OBSTETRICS/GYNAECOLOGY

WOMEN’S HEALTH

Data deficit in debate on abortion

There was a noticeable lack of data in the ‘evidence’ on abortion presented to the Joint Committee on Health and Children

Dr Juliet Bressan, GP, Inner City, Dublin

January 1, 2013

Article
Similar articles
  • ‘Opening the floodgates’ is a phrase which has slipped lightly off the tongue in many media discussions since the Joint Committee on Health and Children hearings on abortion legislation. There are currently about 4,000-plus abortions performed on Irish women each year, in the UK. Using the term ‘floodgate’ as a collective noun for abortions in the context of maternity care and women’s health is extremely unfortunate. Perhaps the more sensitive among our profession may learn to develop a more scientific and appropriate collective noun.

    What is more unfortunate is the lack of medical evidence or scientific knowledge to inform this debate. Abortions are not recorded in Ireland. They are not recorded in Irish hospitals at all. Deaths due to suicide are not always recorded: verdicts following suicide are frequently recorded as ‘misadventure’ and deaths from suicide because of unwanted pregnancy are not recorded in perinatal or other social or medical data. Our UK data on Irish abortion rates are voluntarily supplied by charities who provide abortions in the private sector, and who record the address of the patients as being resident in Ireland. This is clearly not terribly scientific as data goes. But it is good enough data, and it is all we have. Two senior obstetricians provided the government with a ‘guestimate’ of the numbers of medically necessary terminations which are done annually in their Dublin hospitals: both figures varied widely when compared with a rural obstetrician’s postulated national average. Why are these data not available from perinatal statistics? It beggars belief that such important data, from an obstetric, medico-legal as well as social point of view, are actually not being recorded at all, nor published in the annual reports of the various maternity hospitals. Surely, if anything is to come out of the committee hearings, it should be a recommendation that these terminations of pregnancies be recorded? 

    Too many unknowns

    Estimating the numbers of women who request abortion, which may or may not be associated with suicidal risk, is another unknown. Not one doctor, psychiatrist or otherwise, could present accurate data, based on local scientifically obtained evidence, of how many Irish women seek abortion abroad because of suicidal ideation associated with unplanned pregnancy. 

    A plausible reason for this was proposed: women who feel suicidal because of unplanned or unwanted pregnancy do not present to Irish doctors. Therefore, it is not surprising that some psychiatrists estimate that their numbers are nil. It is appalling that these numbers are not being counted, and that doctors at the same time are expected to come before a governmental committee and give ‘evidence’. Evidence means that you have actually recorded what is happening. What was presented to the Joint Committee on Health and Children, therefore, wasn’t evidence. It was an embarrassing lack of data, and as physicians we need to seriously look at the position we have let ourselves be led into if we are to advise the government on important legal change in maternity practice. 

    Importance of data records

    That Irish women’s requests for abortion are not being recorded, either in perinatal statistics or in any other documents, is shameful.

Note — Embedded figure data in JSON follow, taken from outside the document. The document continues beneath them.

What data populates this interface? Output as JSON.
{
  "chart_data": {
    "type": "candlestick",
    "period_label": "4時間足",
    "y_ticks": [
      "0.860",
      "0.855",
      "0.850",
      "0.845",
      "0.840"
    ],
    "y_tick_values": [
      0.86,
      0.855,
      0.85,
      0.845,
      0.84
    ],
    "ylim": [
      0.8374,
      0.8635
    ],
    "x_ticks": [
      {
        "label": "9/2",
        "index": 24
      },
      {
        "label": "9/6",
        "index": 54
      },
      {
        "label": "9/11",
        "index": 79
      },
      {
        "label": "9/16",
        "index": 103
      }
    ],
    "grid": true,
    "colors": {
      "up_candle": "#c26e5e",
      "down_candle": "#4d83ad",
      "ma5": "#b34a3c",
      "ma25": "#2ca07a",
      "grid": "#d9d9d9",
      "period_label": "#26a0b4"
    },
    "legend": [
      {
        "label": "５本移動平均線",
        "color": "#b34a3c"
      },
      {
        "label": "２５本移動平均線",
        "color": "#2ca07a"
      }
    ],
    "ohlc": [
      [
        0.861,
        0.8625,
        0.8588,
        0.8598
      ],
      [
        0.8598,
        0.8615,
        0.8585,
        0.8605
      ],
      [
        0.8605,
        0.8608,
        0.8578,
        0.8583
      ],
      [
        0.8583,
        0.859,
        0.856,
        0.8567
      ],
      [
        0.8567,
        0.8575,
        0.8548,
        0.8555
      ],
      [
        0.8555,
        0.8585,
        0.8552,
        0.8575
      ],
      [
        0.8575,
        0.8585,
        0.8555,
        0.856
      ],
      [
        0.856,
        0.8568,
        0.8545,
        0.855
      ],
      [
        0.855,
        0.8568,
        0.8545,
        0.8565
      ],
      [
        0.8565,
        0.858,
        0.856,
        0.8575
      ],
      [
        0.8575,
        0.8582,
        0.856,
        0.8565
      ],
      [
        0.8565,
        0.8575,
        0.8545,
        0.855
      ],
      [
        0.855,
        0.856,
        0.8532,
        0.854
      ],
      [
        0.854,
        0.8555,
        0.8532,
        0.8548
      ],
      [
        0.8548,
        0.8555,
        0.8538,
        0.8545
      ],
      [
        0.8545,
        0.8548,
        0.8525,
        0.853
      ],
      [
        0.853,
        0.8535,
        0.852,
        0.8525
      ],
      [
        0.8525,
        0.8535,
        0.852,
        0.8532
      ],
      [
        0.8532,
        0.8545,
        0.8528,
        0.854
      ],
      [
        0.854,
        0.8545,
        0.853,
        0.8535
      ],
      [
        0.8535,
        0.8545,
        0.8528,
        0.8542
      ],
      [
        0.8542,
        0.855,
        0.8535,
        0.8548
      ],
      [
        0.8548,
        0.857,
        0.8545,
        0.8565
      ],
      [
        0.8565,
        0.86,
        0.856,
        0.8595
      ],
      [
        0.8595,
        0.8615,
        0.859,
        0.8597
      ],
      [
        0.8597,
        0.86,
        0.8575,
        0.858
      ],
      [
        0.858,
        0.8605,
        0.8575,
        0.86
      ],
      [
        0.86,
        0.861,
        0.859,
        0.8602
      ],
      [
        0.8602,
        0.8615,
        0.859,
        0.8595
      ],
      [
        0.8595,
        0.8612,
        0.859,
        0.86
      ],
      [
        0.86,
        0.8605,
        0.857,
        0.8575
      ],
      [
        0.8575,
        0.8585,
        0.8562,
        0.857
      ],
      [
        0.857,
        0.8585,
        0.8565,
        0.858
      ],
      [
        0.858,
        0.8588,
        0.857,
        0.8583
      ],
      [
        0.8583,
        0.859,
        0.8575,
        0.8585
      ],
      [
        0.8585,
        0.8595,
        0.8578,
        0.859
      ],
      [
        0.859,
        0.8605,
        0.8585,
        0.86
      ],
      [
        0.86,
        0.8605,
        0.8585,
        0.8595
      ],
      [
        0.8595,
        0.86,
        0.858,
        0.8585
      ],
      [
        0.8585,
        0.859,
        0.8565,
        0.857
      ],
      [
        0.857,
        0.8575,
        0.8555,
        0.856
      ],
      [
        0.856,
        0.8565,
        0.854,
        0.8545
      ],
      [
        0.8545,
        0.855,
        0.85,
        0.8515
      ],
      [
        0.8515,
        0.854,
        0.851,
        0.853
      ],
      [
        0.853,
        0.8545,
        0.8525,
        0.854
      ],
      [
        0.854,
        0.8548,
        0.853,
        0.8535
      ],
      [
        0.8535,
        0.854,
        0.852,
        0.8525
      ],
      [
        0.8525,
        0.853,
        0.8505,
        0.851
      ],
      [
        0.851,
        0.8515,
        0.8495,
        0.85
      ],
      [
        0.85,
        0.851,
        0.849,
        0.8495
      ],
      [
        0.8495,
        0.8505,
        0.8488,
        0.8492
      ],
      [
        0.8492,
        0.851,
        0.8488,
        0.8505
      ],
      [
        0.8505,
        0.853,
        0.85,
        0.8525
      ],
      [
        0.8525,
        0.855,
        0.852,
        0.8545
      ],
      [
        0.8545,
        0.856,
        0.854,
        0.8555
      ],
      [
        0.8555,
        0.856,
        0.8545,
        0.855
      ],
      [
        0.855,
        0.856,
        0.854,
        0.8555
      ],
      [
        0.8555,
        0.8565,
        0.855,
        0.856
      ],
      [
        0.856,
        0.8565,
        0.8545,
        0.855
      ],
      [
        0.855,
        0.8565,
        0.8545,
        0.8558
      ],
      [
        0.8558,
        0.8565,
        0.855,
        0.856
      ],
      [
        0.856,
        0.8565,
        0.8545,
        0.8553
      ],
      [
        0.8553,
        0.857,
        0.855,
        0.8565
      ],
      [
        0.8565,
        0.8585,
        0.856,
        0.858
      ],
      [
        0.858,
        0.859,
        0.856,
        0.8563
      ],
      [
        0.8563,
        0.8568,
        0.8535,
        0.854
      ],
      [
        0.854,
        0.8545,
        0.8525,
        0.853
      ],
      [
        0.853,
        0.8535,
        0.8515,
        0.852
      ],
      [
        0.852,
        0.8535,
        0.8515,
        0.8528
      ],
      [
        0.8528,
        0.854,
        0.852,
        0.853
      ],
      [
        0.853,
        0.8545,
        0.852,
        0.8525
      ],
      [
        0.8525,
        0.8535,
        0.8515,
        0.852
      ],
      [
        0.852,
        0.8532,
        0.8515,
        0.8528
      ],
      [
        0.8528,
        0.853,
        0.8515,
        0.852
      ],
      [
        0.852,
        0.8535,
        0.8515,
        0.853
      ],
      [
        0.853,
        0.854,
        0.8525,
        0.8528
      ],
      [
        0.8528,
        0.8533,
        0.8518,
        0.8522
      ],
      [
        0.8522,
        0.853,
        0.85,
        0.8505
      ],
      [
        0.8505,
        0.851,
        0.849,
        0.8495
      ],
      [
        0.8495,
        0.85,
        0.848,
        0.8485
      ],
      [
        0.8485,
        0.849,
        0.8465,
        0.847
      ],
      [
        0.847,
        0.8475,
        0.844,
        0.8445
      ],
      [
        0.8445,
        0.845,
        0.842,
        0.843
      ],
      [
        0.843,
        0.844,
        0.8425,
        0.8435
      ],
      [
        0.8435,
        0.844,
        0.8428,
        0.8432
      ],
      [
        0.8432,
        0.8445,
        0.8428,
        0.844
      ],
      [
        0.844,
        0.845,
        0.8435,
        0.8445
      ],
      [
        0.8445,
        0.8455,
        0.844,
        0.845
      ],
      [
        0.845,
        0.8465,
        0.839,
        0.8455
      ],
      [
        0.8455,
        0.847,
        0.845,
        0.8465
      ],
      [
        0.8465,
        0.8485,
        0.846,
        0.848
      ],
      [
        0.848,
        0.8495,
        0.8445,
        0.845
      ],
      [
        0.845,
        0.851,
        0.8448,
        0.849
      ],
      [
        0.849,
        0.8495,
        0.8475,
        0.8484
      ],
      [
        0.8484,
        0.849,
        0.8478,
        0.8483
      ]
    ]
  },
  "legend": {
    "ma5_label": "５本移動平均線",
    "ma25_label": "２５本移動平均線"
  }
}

It is shameful not only from a human rights point of view, but it is shameful from the point of view of good science. Ireland and Irish medicine cannot continue to act in such a model whereby we do not collect data on patients, and do not act upon that data. It may well be against the law to provide or obtain an abortion in Ireland, but this cannot ethically be a reason to avoid collecting data, or recording obstetric events. The debate regarding possible legislation for abortion in Ireland will primarily affect doctors, as we are the only professional group that currently stands to be imprisoned for acting according to our best scientific knowledge and for taking care of our clients in good faith, in order to save their lives, their health and protect their wellbeing.  

    During the 20 years since the X case judgment there have been many (again, I don’t know the exact number – how could I?) children (under-age pregnancies) who have come before the courts seeking permission to travel for abortions on the grounds of suicidal risk, and these abortions have been granted: but the children have had to travel to the UK in the care of the HSE. Agents for the HSE (or health boards as they were) have sought in the courts permission to travel for abortions over and over again for these children, during the past 20 years, and I only know this because I happen to work with counsellors, psychiatrists and social workers who have advocated for these children – assessing them, providing counselling to them and their parents, providing psychiatric certification before the abortion, after care and so on. The research in this area has found that the risk of suicide in pregnancy is higher for teenagers. To refuse an abortion is to put a teenager at risk. Therefore, where requested, the courts grant the HSE personnel permission to travel with these children. 

    The HSE personnel involved are to be commended for their dedication to these children and their parents. The tragedy is that none of these children was ever managed at home. And nobody has ever counted them. In all the ‘evidence’ that was presented, they were never even mentioned.